I am trying to verify that the identity $$ \int_{\delta\leq |t|<\frac{1}{2}}f(x-t)\frac{\sin(\pi(2N+1)t)}{\sin(\pi t)}dt=\widehat{(ge^{\pi i\cdot})}(N)+\widehat{(ge^{-\pi i\cdot})}(-N) $$ where $$ g(t)=\frac{f(x-t)}{2i\sin(\pi t)}\chi_{\{ \delta\leq|t|<\frac{1}{2} \}}(t) $$ where $g$ is integrable holds. My question is how to go about attacking this integral? Would integration by parts by a good first step?
Thank you in advance for your comments and help.
I show you some steps.

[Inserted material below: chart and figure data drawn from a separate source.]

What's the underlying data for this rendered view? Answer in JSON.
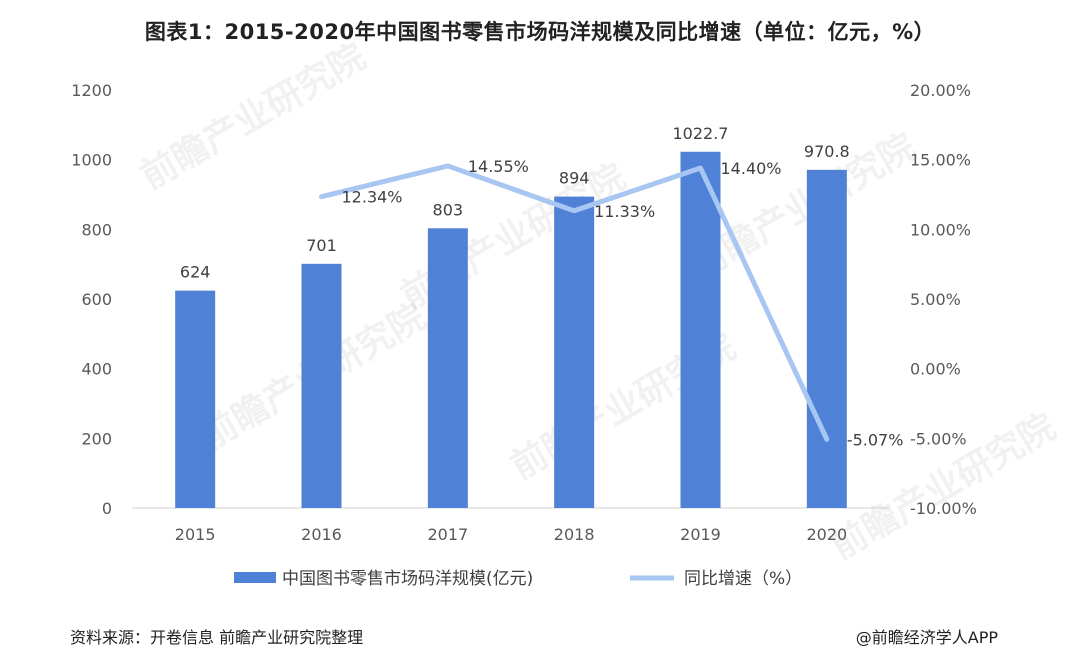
{
  "title": "图表1：2015-2020年中国图书零售市场码洋规模及同比增速（单位：亿元，%）",
  "source": "资料来源：开卷信息 前瞻产业研究院整理",
  "brand": "@前瞻经济学人APP",
  "watermark": "前瞻产业研究院",
  "colors": {
    "bar": "#4F81D7",
    "line": "#A8C6F2"
  },
  "chart_data": {
    "type": "bar",
    "categories": [
      "2015",
      "2016",
      "2017",
      "2018",
      "2019",
      "2020"
    ],
    "series": [
      {
        "name": "中国图书零售市场码洋规模(亿元)",
        "type": "bar",
        "axis": "left",
        "values": [
          624,
          701,
          803,
          894,
          1022.7,
          970.8
        ],
        "labels": [
          "624",
          "701",
          "803",
          "894",
          "1022.7",
          "970.8"
        ]
      },
      {
        "name": "同比增速（%）",
        "type": "line",
        "axis": "right",
        "values": [
          null,
          12.34,
          14.55,
          11.33,
          14.4,
          -5.07
        ],
        "labels": [
          "",
          "12.34%",
          "14.55%",
          "11.33%",
          "14.40%",
          "-5.07%"
        ]
      }
    ],
    "y_left": {
      "min": 0,
      "max": 1200,
      "ticks": [
        "0",
        "200",
        "400",
        "600",
        "800",
        "1000",
        "1200"
      ]
    },
    "y_right": {
      "min": -10,
      "max": 20,
      "ticks": [
        "-10.00%",
        "-5.00%",
        "0.00%",
        "5.00%",
        "10.00%",
        "15.00%",
        "20.00%"
      ]
    },
    "grid": false,
    "legend": "bottom"
  }
}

Your left-hand side can be written $$ \int_{-\infty}^{+\infty} g(t)2i\sin(\pi(2N+1)t)\,dt $$ Then, also use that $$ 2i\sin(\pi(2N+1)t)=e^{i\pi(2N+1)t}-e^{-i\pi(2N+1)t}, $$ and hence $$ g(t)2i\sin(\pi(2N+1)t)=\bigl(e^{i\pi t}g(t)\bigr)e^{2\pi iNt}+\bigl(e^{-i\pi t}g(t)\bigr)e^{-2\pi iNt}. $$ Can you take it from here? (The final result depends a bit on where one put the constant $2\pi$ in the definition of the Fourier transform.)